Ton travail a une approche documentaire - sur des thèmes allant de la sexualité à la question de genres, del’urbanisation à l’émigration, etc… - et introduit des éléments esthétiques qui nous mènent à une lecture davantage poétique et fictionnelle de ces thèmes; ton objectif semble être plus actif et interventionniste. Comment s’intègre l’activisme politique dans ta création?

En réalité, je ne me considère pas comme un activiste dans le sens où je n’ai pas l’intention d’instrumentaliser mon travail dans ce but. Ce que je prétends faire est photographier ce qui se passe dans le monde, ce qui se passe autour de moi, en utilisant le langage de la photographie pour impliquer les gens vis-à-vis de ces questions et leurs en  laisser l’interprétation en fonction de leurs critères.

Je ne me sens pas à l’aise quand mon travail est catalogué selon un certain style, en fait, je pense que le style dépend de la façon avec laquelle je souhaite articuler une idée. Je veux pouvoir me sentir libre d’explorer n’importe quel style.

 

Dans la série que nous publions (portraits series of résilient Africans gays), il y a une série d’éléments de composition des portraits (les poses assises, une certaine passivité des modèles, le choix systématique de décors d’intérieur…) qui nous font penser à une intervention importante de ta façon de voir. Comment articules-tu ta relation avec les portraits, avec ton choix des endroits, des poses?

Tout d’abord, ce travail traite de l’exploration de ma propre perception de l’homosexualité masculine. Pour cela, il était nécessaire de déconstruire les approches stéréotypées de l’hétéronormativité et d’essayer d’apporter un autre regard. Je souhaitais déplacer l’attention des pratiques sexuelles homosexuelles (sur lesquelles on se focalisait trop) et réfléchir plus en termes d’amour, de désirs, d’aspirations, de compassion ou de foi. Pour cela, j’ai pensé qu’il était nécessaire de m’introduire dans les espaces intimes des portraits et chercher des objets qui les entouraient dans leurs vies de tous les jours. Ces décors m’ont permis d’avoir une réflexion sur leurs identités et sur leur relation avec l’espace quotidien le plus privé. Ce fut intéressant pour moi d’établir que finalement ils partagent, pour l’essentiel, les mêmes problèmes que les individus et les couples hétérosexuels. Si bien que j’en suis à me référer uniquement au contexte privé, car nous ne devons pas oublier que dans la sphère publique, dans les sociétés africaines, ils sont exposés à d’autres types d’agressivité.

 

En approfondissant le thème LGBT spécifiquement au Nigéria : Comment a été reçue la récente loi de criminalisation des relations homosexuelles (de 2012) au Nigéria ? De quelle manière a-t-elle été ou non intégrée dans la vie réelle de la communauté LGBT ? Les mouvements, les espaces, la contestation ?
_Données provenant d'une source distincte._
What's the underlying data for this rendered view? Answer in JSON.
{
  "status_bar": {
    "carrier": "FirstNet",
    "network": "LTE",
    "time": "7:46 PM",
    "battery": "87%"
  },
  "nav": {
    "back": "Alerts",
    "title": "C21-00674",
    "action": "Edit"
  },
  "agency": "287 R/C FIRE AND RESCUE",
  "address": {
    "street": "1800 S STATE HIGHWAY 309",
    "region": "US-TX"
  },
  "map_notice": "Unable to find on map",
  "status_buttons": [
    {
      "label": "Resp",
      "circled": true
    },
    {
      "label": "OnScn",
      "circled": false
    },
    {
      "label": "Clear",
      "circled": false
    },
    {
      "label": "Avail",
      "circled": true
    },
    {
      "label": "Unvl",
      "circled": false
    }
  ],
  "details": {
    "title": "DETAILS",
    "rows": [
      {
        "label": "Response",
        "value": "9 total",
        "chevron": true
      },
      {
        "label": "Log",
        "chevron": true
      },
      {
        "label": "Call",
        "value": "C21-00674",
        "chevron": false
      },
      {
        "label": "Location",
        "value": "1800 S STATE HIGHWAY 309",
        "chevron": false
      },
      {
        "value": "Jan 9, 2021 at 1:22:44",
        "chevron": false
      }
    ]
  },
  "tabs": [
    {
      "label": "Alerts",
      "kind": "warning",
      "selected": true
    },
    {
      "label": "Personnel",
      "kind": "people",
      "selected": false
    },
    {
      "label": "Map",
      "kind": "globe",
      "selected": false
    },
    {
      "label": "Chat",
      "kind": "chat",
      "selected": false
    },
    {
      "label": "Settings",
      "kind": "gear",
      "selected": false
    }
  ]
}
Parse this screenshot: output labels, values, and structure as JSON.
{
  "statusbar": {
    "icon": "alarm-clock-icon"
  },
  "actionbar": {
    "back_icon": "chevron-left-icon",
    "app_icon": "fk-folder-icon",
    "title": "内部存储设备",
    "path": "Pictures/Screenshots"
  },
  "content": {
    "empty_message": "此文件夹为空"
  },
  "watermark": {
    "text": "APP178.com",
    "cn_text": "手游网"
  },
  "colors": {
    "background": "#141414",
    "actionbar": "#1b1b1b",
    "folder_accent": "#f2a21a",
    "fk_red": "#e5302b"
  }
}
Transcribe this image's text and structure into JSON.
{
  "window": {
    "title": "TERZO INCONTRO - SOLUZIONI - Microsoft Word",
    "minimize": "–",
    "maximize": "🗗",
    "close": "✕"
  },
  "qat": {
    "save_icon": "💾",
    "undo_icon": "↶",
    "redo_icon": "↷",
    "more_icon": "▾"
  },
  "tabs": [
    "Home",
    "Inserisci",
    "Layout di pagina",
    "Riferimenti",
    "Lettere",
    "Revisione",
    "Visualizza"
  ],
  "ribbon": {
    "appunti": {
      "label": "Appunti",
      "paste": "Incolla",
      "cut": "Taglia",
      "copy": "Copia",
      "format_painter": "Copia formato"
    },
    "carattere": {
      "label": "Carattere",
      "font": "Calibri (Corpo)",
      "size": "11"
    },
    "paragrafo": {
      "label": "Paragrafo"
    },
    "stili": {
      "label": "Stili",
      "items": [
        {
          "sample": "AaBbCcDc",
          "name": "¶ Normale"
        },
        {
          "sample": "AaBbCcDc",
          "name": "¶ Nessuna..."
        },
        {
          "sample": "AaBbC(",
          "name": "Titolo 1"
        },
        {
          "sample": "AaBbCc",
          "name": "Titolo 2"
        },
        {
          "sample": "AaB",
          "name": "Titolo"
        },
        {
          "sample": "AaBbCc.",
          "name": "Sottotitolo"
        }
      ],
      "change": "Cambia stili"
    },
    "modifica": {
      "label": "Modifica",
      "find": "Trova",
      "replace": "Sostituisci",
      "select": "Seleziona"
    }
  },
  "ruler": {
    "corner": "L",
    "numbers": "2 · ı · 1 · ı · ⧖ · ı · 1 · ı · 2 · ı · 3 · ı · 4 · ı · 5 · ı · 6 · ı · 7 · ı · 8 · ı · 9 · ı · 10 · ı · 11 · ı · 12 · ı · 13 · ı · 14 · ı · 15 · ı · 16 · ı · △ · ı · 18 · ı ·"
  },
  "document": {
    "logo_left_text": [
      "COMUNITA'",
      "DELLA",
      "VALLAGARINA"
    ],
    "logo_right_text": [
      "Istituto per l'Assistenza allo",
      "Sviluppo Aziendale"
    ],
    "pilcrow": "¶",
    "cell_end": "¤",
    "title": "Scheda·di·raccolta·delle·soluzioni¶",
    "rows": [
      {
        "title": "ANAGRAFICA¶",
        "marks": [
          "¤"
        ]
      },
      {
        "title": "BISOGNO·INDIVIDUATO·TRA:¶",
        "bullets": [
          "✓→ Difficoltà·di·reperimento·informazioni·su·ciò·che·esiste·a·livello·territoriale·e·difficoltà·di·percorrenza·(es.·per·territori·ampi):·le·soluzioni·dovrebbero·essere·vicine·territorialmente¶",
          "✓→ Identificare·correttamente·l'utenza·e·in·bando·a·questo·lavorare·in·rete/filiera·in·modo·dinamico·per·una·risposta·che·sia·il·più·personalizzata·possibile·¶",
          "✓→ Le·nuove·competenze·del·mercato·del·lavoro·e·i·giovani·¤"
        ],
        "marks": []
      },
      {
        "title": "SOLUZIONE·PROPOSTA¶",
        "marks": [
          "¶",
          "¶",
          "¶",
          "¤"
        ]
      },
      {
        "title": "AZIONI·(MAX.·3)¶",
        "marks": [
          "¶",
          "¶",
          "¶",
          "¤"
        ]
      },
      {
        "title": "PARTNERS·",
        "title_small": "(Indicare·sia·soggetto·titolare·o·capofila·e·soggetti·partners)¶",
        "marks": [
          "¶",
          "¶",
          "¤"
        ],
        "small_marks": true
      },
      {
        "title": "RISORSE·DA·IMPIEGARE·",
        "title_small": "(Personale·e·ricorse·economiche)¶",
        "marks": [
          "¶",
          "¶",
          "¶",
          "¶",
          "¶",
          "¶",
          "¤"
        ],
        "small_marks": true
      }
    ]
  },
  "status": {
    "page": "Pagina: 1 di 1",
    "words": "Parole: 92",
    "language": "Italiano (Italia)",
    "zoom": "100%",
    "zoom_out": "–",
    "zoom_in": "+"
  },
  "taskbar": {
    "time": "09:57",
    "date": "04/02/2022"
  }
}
C’est réellement lamentable que les autorités politiques du Nigéria, pour des questions de popularité, soient tombées dans le combat de l’homophobie injustifiée aux terribles conséquences. La communauté LGBT au Nigéria vivait déjà dans un contexte très difficile d’agression, cette récente criminalisation des relations homosexuelles a définitivement aggravé la situation. La loi dit: “Les personnes du même sexe qui signent un contrat de mariage ,ou d’union civile, commettent un crime passible de condamnation à une peine de 14 ans de prison”. Et elle ajoute que quiconque participe à des clubs gays, sociétés, organisations ou qui directement ou indirectement démontre en public avoir une relation amoureuse avec une autre personne du même sexe, commet un délit passible d’une condamnation à 10 ans de prison. Malgré tout cela, la vie doit continuer et la communauté LGBT doit adopter des stratégies nouvelles et différentes dans sa façon de vivre.

 

Dans la vidéo/entretien “ Against the Wall” tu abordes des questions affligeantes sur la discussion et de la criminalisation de l’homosexualité au Nigéria. Tu apparais assis torse nu et le visage caché, dans un espace de chaises vides. Ta position dans ce décor sans public, avec un horrible bruit de fond et une constante interférence de lumières sur la scène de l’entretien, nous renvoie à une communication interrompue, frustrée, une invisibilité ou une quasi disparition de l’orateur…

Cette vidéo est une métaphore qui prétend montrer la situation de nombreux homosexuels, lesquels font l’expérience de frustration. Les droits LGBT sont une question importante des droits de l’homme, toujours sous silence au Nigéria. Et cette vidéo apparaît pour stimuler le débat sur ce thème provocateur mais indispensable.

* Entretien réalisé en Juin 2013 par Candela Varas et Francisca Bagulho.